Obviously, the international taxation as described in the DAGTVA proposal and applied to each transaction will not be subject to an individual bank transfer to the State of consumption. The tax authorities after having counted the transactions of their State and grouped those of others, they will set up clearing houses between them to transfer to the beneficiary State, only the positive balance observed. These relations will show the fiscal deficits between the States leading to other adjustment taxes when the time comes if necessary. We then see that it is strictly impossible, as explained in this study, that these sale taxes to be return in the market State are made by exporting companies.

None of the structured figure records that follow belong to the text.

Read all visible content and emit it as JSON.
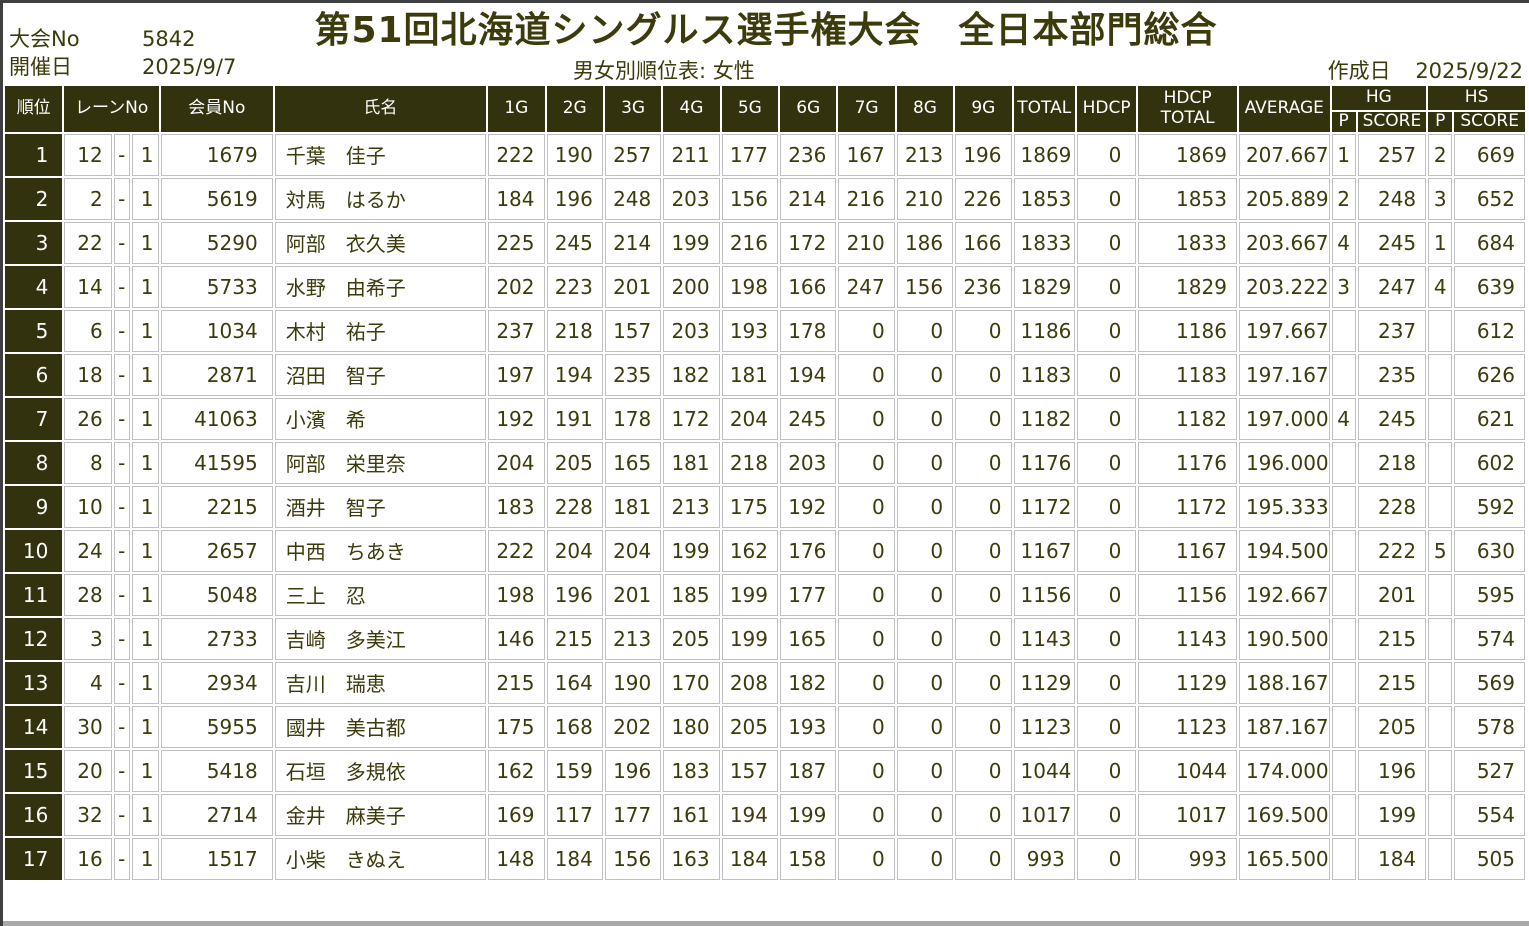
{
  "meta": {
    "tournament_no_label": "大会No",
    "tournament_no": "5842",
    "held_date_label": "開催日",
    "held_date": "2025/9/7",
    "title": "第51回北海道シングルス選手権大会　全日本部門総合",
    "subtitle": "男女別順位表: 女性",
    "created_label": "作成日",
    "created_date": "2025/9/22"
  },
  "colors": {
    "header_bg": "#32320e",
    "body_text": "#3b3b0c",
    "grid_line": "#c0c0c0",
    "frame": "#3f3f3f"
  },
  "table": {
    "lane_separator": "-",
    "headers": {
      "rank": "順位",
      "lane": "レーンNo",
      "member": "会員No",
      "name": "氏名",
      "games": [
        "1G",
        "2G",
        "3G",
        "4G",
        "5G",
        "6G",
        "7G",
        "8G",
        "9G"
      ],
      "total": "TOTAL",
      "hdcp": "HDCP",
      "hdcp_total_line1": "HDCP",
      "hdcp_total_line2": "TOTAL",
      "average": "AVERAGE",
      "hg": "HG",
      "hs": "HS",
      "p": "P",
      "score": "SCORE"
    },
    "rows": [
      {
        "rank": 1,
        "lane": 12,
        "lane2": 1,
        "member": 1679,
        "name": "千葉　佳子",
        "games": [
          222,
          190,
          257,
          211,
          177,
          236,
          167,
          213,
          196
        ],
        "total": 1869,
        "hdcp": 0,
        "hdcp_total": 1869,
        "average": "207.667",
        "hg_p": "1",
        "hg_score": 257,
        "hs_p": "2",
        "hs_score": 669
      },
      {
        "rank": 2,
        "lane": 2,
        "lane2": 1,
        "member": 5619,
        "name": "対馬　はるか",
        "games": [
          184,
          196,
          248,
          203,
          156,
          214,
          216,
          210,
          226
        ],
        "total": 1853,
        "hdcp": 0,
        "hdcp_total": 1853,
        "average": "205.889",
        "hg_p": "2",
        "hg_score": 248,
        "hs_p": "3",
        "hs_score": 652
      },
      {
        "rank": 3,
        "lane": 22,
        "lane2": 1,
        "member": 5290,
        "name": "阿部　衣久美",
        "games": [
          225,
          245,
          214,
          199,
          216,
          172,
          210,
          186,
          166
        ],
        "total": 1833,
        "hdcp": 0,
        "hdcp_total": 1833,
        "average": "203.667",
        "hg_p": "4",
        "hg_score": 245,
        "hs_p": "1",
        "hs_score": 684
      },
      {
        "rank": 4,
        "lane": 14,
        "lane2": 1,
        "member": 5733,
        "name": "水野　由希子",
        "games": [
          202,
          223,
          201,
          200,
          198,
          166,
          247,
          156,
          236
        ],
        "total": 1829,
        "hdcp": 0,
        "hdcp_total": 1829,
        "average": "203.222",
        "hg_p": "3",
        "hg_score": 247,
        "hs_p": "4",
        "hs_score": 639
      },
      {
        "rank": 5,
        "lane": 6,
        "lane2": 1,
        "member": 1034,
        "name": "木村　祐子",
        "games": [
          237,
          218,
          157,
          203,
          193,
          178,
          0,
          0,
          0
        ],
        "total": 1186,
        "hdcp": 0,
        "hdcp_total": 1186,
        "average": "197.667",
        "hg_p": "",
        "hg_score": 237,
        "hs_p": "",
        "hs_score": 612
      },
      {
        "rank": 6,
        "lane": 18,
        "lane2": 1,
        "member": 2871,
        "name": "沼田　智子",
        "games": [
          197,
          194,
          235,
          182,
          181,
          194,
          0,
          0,
          0
        ],
        "total": 1183,
        "hdcp": 0,
        "hdcp_total": 1183,
        "average": "197.167",
        "hg_p": "",
        "hg_score": 235,
        "hs_p": "",
        "hs_score": 626
      },
      {
        "rank": 7,
        "lane": 26,
        "lane2": 1,
        "member": 41063,
        "name": "小濱　希",
        "games": [
          192,
          191,
          178,
          172,
          204,
          245,
          0,
          0,
          0
        ],
        "total": 1182,
        "hdcp": 0,
        "hdcp_total": 1182,
        "average": "197.000",
        "hg_p": "4",
        "hg_score": 245,
        "hs_p": "",
        "hs_score": 621
      },
      {
        "rank": 8,
        "lane": 8,
        "lane2": 1,
        "member": 41595,
        "name": "阿部　栄里奈",
        "games": [
          204,
          205,
          165,
          181,
          218,
          203,
          0,
          0,
          0
        ],
        "total": 1176,
        "hdcp": 0,
        "hdcp_total": 1176,
        "average": "196.000",
        "hg_p": "",
        "hg_score": 218,
        "hs_p": "",
        "hs_score": 602
      },
      {
        "rank": 9,
        "lane": 10,
        "lane2": 1,
        "member": 2215,
        "name": "酒井　智子",
        "games": [
          183,
          228,
          181,
          213,
          175,
          192,
          0,
          0,
          0
        ],
        "total": 1172,
        "hdcp": 0,
        "hdcp_total": 1172,
        "average": "195.333",
        "hg_p": "",
        "hg_score": 228,
        "hs_p": "",
        "hs_score": 592
      },
      {
        "rank": 10,
        "lane": 24,
        "lane2": 1,
        "member": 2657,
        "name": "中西　ちあき",
        "games": [
          222,
          204,
          204,
          199,
          162,
          176,
          0,
          0,
          0
        ],
        "total": 1167,
        "hdcp": 0,
        "hdcp_total": 1167,
        "average": "194.500",
        "hg_p": "",
        "hg_score": 222,
        "hs_p": "5",
        "hs_score": 630
      },
      {
        "rank": 11,
        "lane": 28,
        "lane2": 1,
        "member": 5048,
        "name": "三上　忍",
        "games": [
          198,
          196,
          201,
          185,
          199,
          177,
          0,
          0,
          0
        ],
        "total": 1156,
        "hdcp": 0,
        "hdcp_total": 1156,
        "average": "192.667",
        "hg_p": "",
        "hg_score": 201,
        "hs_p": "",
        "hs_score": 595
      },
      {
        "rank": 12,
        "lane": 3,
        "lane2": 1,
        "member": 2733,
        "name": "吉崎　多美江",
        "games": [
          146,
          215,
          213,
          205,
          199,
          165,
          0,
          0,
          0
        ],
        "total": 1143,
        "hdcp": 0,
        "hdcp_total": 1143,
        "average": "190.500",
        "hg_p": "",
        "hg_score": 215,
        "hs_p": "",
        "hs_score": 574
      },
      {
        "rank": 13,
        "lane": 4,
        "lane2": 1,
        "member": 2934,
        "name": "吉川　瑞恵",
        "games": [
          215,
          164,
          190,
          170,
          208,
          182,
          0,
          0,
          0
        ],
        "total": 1129,
        "hdcp": 0,
        "hdcp_total": 1129,
        "average": "188.167",
        "hg_p": "",
        "hg_score": 215,
        "hs_p": "",
        "hs_score": 569
      },
      {
        "rank": 14,
        "lane": 30,
        "lane2": 1,
        "member": 5955,
        "name": "國井　美古都",
        "games": [
          175,
          168,
          202,
          180,
          205,
          193,
          0,
          0,
          0
        ],
        "total": 1123,
        "hdcp": 0,
        "hdcp_total": 1123,
        "average": "187.167",
        "hg_p": "",
        "hg_score": 205,
        "hs_p": "",
        "hs_score": 578
      },
      {
        "rank": 15,
        "lane": 20,
        "lane2": 1,
        "member": 5418,
        "name": "石垣　多規依",
        "games": [
          162,
          159,
          196,
          183,
          157,
          187,
          0,
          0,
          0
        ],
        "total": 1044,
        "hdcp": 0,
        "hdcp_total": 1044,
        "average": "174.000",
        "hg_p": "",
        "hg_score": 196,
        "hs_p": "",
        "hs_score": 527
      },
      {
        "rank": 16,
        "lane": 32,
        "lane2": 1,
        "member": 2714,
        "name": "金井　麻美子",
        "games": [
          169,
          117,
          177,
          161,
          194,
          199,
          0,
          0,
          0
        ],
        "total": 1017,
        "hdcp": 0,
        "hdcp_total": 1017,
        "average": "169.500",
        "hg_p": "",
        "hg_score": 199,
        "hs_p": "",
        "hs_score": 554
      },
      {
        "rank": 17,
        "lane": 16,
        "lane2": 1,
        "member": 1517,
        "name": "小柴　きぬえ",
        "games": [
          148,
          184,
          156,
          163,
          184,
          158,
          0,
          0,
          0
        ],
        "total": 993,
        "hdcp": 0,
        "hdcp_total": 993,
        "average": "165.500",
        "hg_p": "",
        "hg_score": 184,
        "hs_p": "",
        "hs_score": 505
      }
    ]
  }
}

In the DAGTVA truth table , you will find all the missing explanations on the ins and outs of the DAGTVA transfer pricing calculation which may provide a possible answer, among others, to the request made by the G20 to the OECD, find a tax system that can be applied everywhere, as described in the OECD Pillar 1 document. We can nevertheless note that the proposal deviates significantly from what has already been recorded by the OECD and unfortunately it will not be possible to find another tax system that can be pooled while providing the desired simplicity. In any case, the American law following the decision of the Supreme Court of United States in the ‘Wayfair Inc.’ case, will impose itself on the rest of the world, it is therefore on this basis that we must plan to set up a globalized tax system and it is there are no other possible solution.